With the implementation of X analytics, data analytics leaders can solve challenges at a large scale as it allows the users to analyze large chunks of various data from multiple sources simultaneously.
Trend 4: Data Fabric at the Foundation
With data getting complex everyday and business looking for accelerated growth in the digital sector, data fabric architecture shall serve as the vital support for composable data analytics and its components. The global leaders of data analytics are exploring the capabilities of X analytics from their existing vendors, such as cloud vendors for image, video, and audio analytics.
However, the real innovation is expected to come from small and medium-sized companies providing cloud and data engineering services.
Trend 5: Data Analytics Moving to Cloud
According to a report by Gartner “Public cloud services will be essential for 90% of data and analytics innovation by 2022.”
Prior to COVID-19 pandemic, organizations were reluctant to migrate their data storage to the cloud. One of the significant reasons for the same was cloud was built for transactional purposes, instead of memory-hogging analytics.
However, with recent innovations in the field of cloud such as homographic encryption, artificial intelligence, and Internet of Things (IoT) the cloud has become swift, smart, secure, and flexible than ever before.
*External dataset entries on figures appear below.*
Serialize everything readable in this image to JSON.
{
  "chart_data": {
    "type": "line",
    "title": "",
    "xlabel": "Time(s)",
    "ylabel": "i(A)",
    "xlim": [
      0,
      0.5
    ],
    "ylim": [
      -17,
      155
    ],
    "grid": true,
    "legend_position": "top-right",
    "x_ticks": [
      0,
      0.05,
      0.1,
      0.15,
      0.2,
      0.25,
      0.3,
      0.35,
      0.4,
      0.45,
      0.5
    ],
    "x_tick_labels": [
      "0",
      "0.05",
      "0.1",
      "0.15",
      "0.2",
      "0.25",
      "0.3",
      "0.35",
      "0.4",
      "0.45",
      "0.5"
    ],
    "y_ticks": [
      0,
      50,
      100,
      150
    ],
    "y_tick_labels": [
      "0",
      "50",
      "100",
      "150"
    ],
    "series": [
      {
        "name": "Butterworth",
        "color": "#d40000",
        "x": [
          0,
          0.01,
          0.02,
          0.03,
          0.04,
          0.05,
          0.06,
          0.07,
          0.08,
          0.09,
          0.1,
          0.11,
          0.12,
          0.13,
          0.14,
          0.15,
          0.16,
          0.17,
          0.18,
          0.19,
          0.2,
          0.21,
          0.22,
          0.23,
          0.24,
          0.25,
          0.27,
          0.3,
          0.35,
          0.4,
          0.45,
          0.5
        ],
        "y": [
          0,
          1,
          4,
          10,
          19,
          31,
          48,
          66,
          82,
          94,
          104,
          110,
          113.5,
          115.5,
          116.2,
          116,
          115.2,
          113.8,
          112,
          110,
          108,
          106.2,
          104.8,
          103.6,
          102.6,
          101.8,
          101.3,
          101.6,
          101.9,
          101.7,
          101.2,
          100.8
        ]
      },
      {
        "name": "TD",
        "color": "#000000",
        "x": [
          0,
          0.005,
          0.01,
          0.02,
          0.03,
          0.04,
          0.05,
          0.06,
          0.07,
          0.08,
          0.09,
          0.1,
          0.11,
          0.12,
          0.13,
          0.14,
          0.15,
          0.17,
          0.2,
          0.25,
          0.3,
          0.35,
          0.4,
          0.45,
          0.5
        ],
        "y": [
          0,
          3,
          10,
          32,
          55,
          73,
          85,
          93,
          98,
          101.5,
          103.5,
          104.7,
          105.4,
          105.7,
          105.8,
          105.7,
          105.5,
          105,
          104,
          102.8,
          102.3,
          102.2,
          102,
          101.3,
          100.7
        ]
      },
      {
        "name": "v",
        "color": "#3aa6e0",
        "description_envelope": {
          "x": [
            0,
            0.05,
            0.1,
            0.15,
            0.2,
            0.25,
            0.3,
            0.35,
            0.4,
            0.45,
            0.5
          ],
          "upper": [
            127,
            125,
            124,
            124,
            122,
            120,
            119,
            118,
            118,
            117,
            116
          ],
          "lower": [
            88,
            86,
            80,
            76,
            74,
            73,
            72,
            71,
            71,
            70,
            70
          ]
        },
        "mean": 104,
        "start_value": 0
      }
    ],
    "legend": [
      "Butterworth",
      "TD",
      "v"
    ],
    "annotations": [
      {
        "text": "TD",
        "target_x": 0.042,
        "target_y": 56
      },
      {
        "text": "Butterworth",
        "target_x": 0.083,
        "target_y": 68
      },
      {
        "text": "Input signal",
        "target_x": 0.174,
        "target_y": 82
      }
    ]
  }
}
Earlier, the data warehouses which were physically present on premises of on an organization are now availing the benefits offered by the cloud or third-party service providers such as Amazon, Google, and Microsoft.
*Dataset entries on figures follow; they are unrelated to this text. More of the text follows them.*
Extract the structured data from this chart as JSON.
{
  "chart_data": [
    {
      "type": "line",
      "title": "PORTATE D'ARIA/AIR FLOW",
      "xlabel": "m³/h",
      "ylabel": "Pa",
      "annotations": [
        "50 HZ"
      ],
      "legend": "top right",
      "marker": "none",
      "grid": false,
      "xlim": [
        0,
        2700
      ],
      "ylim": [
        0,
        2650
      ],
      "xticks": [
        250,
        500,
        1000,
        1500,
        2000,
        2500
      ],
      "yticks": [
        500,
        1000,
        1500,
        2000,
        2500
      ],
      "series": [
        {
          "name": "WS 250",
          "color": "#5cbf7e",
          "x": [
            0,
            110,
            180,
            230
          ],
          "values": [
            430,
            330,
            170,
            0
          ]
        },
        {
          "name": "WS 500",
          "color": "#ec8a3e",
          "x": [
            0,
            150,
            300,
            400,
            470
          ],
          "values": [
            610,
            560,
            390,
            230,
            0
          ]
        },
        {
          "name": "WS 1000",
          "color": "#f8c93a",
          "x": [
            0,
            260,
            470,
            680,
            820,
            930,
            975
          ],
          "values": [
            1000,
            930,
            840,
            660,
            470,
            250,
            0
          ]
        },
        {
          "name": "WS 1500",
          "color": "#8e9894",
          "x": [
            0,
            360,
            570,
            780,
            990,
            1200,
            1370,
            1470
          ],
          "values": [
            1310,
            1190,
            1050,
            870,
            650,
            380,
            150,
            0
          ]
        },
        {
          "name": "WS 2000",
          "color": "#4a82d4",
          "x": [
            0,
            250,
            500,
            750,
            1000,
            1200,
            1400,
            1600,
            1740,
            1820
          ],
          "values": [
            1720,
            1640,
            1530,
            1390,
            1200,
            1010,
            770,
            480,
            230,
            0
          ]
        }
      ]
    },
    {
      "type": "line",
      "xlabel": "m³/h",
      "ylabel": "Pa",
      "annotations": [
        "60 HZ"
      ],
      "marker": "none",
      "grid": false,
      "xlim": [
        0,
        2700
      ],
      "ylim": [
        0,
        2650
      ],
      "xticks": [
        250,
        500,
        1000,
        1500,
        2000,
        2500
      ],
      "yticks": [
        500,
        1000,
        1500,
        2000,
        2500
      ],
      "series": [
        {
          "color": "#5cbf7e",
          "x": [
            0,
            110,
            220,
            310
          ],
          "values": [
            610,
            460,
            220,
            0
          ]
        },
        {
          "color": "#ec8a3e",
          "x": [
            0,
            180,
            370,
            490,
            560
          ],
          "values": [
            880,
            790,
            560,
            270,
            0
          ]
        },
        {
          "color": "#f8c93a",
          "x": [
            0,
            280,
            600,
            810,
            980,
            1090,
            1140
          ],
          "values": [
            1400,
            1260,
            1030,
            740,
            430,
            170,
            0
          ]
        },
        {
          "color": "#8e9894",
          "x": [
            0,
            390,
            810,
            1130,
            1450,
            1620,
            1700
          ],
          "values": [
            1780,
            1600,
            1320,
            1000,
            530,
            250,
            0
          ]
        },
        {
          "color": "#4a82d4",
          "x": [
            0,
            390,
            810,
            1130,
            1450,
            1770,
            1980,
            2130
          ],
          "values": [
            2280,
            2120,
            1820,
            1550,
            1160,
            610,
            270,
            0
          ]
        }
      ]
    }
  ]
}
The agility offered by the cloud will allow enterprises to leverage the benefits such as end-to-end data warehousing with innovative analytics. As a result more businesses are moving their database to the cloud.
Authors Pick
Data analytics is evolving with every passing day. With innovations and evolving technologies like IoT, artificial intelligence, and machine learning, the technology is gaining momentum that can help businesses overcome the adverse effects of the pandemic.
Organizations like Databricks are extensively updating their data analytics solutions to cater to the changing needs of the business.
Let’s wait and watch how data analytics transforms once the trends are fully applicable.